If private hospitals are found wasting vaccine doses, they may be removed from the vaccination list, the Centre told states on Friday.
So far, Maharashtra has vaccinated 11.4 lakh people. The Centre has asked states to cover more people faster.
Those who turn 60 before or by January 1, 2022, will be considered for vaccination in this phase. After March 4, senior citizens and those aged 45-60 having any of the 20 listed comorbidities like diabetes, hypertension, heart disease, cancer, HIV, can select slots and schedule their vaccination appointment in a particular centre after they register on Co-WIN app. They will have to register their identification number and, if needed, proof of medical certificate for comorbidity. Once a centre is selected, a recipient cannot select another centre.

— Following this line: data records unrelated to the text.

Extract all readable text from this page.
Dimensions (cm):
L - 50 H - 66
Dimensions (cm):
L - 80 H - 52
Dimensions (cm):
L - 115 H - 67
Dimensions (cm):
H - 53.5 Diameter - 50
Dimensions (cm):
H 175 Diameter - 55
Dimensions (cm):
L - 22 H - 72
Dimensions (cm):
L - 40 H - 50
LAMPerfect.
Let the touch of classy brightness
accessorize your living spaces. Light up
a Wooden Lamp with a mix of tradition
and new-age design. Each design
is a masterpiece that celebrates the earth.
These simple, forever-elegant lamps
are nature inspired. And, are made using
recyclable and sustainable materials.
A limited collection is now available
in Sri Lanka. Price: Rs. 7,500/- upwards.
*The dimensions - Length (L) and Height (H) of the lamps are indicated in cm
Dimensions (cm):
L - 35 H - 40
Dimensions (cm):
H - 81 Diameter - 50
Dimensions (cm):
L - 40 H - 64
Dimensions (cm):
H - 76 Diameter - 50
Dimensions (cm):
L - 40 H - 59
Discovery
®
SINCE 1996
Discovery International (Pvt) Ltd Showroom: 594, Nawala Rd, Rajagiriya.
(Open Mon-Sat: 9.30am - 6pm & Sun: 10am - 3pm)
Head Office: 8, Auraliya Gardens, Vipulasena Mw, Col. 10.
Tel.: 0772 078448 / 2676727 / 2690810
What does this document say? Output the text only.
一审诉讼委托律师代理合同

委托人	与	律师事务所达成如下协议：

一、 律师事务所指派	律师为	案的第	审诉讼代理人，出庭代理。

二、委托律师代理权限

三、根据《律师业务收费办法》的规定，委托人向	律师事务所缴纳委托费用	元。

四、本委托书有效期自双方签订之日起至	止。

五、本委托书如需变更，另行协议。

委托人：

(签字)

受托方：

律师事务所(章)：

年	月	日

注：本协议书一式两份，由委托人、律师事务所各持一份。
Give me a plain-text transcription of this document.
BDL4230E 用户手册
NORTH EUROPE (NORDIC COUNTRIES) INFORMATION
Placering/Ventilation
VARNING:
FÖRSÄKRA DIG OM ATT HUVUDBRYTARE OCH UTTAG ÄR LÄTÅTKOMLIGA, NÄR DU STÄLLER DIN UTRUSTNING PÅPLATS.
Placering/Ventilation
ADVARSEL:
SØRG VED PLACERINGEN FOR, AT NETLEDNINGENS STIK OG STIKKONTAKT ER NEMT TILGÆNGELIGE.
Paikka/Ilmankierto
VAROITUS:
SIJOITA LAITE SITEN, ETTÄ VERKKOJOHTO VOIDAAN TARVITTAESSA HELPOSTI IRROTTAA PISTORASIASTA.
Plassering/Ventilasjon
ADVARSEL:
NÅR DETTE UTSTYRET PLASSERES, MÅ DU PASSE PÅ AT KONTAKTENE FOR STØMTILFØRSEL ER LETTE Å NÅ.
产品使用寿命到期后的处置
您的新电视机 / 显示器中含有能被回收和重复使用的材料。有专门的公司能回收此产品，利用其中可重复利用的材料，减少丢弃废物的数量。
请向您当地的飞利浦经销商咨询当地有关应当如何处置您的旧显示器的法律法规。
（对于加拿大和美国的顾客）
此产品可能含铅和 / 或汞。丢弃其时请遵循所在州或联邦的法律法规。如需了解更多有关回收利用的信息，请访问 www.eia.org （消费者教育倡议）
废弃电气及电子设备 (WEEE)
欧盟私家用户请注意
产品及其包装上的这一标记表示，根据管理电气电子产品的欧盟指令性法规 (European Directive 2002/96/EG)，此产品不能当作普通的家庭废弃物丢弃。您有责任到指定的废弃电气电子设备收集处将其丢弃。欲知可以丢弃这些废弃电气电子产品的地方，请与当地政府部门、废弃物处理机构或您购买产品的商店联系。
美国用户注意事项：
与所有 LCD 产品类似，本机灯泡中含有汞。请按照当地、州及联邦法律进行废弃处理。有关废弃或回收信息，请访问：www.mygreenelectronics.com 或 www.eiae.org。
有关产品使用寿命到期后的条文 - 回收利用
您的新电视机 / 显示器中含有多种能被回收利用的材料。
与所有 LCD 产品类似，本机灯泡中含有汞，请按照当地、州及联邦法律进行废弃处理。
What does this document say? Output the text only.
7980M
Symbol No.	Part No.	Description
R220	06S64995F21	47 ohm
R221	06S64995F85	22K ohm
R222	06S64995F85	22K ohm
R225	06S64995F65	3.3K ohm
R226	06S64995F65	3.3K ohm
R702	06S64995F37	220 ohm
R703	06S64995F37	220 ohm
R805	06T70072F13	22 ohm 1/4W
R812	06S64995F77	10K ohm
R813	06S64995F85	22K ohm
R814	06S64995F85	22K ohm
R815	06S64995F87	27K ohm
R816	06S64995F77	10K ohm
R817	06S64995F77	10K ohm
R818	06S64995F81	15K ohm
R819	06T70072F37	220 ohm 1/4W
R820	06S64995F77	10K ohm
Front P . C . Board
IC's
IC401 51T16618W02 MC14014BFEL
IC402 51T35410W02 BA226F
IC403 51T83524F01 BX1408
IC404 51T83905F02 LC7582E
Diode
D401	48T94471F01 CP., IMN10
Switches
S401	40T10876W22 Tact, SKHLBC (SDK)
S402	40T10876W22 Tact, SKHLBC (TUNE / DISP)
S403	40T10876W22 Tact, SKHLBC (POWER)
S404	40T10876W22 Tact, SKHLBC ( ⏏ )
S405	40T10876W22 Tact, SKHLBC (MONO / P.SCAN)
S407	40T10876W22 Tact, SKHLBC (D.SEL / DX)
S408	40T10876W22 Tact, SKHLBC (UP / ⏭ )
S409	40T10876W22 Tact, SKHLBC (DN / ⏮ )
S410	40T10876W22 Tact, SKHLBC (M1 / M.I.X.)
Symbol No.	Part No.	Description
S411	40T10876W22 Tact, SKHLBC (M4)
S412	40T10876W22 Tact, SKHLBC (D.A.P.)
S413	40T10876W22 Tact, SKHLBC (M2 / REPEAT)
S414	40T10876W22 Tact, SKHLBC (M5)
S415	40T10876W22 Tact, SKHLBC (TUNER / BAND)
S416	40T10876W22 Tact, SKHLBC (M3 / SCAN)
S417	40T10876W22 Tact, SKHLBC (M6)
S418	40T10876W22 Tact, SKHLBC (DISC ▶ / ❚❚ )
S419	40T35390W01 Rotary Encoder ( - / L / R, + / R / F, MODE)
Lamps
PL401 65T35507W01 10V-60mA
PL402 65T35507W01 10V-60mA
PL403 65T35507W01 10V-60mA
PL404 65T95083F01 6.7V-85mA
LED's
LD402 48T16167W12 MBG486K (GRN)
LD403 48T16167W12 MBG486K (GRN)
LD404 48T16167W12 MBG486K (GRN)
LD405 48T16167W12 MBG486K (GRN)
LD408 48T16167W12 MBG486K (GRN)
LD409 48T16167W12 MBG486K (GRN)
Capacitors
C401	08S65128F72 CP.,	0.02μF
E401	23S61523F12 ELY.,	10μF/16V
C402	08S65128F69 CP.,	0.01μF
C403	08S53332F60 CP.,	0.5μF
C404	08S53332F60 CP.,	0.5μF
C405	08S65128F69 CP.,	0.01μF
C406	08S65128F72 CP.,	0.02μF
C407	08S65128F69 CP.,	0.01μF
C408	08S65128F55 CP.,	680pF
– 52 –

“We will not be displaying which centre is administering which vaccine. People will have no choice in the matter,” an official said.
Alternatively, people can walk into a centre listed as vaccination camp with proof of age and medical certificate. This facility is allowed for those who are not tech savvy and may face trouble registering themselves. If all slots are filled by the portal, a walk-in recipient may be asked to return the next day.
While government hospitals have already been trained, districts have to ensure private hospitals have adequate vaccine carriers, storage facility, and are distributed doses that match the hospital’s storage capacity. “It has to be ensured that private hospitals do not store vaccine in refrigerator with other drugs,” an official said.
From March, private hospitals can immunise health workers and frontline workers along with senior citizens.
The Centre asked all states to get community engagement and social mobilisation in the next phase to prevent vaccine hesitancy. Officials said vaccine urgency has reduced in certain states due to dip in new cases. Districts have been instructed to explain to people through advertisements and drives about the process of vaccination. In rural and tribal areas special efforts will be required to rope in high-risk population.
Co-WIN will be upgraded to Co-WIN 2.0 and fresh training will be undertaken for health officials and vaccinators. Further meetings and training will be held for vaccinators, AEFI experts, district officials, municipal officials and vaccination facilitators. The Centre has asked all districts to finish these training schedules by March 3.
Meanwhile, states have been directed to speed up the process of vaccination for health workers and frontline workers. Each vaccinator has to immunise at least 100 people a day, and this could be increased by districts from now.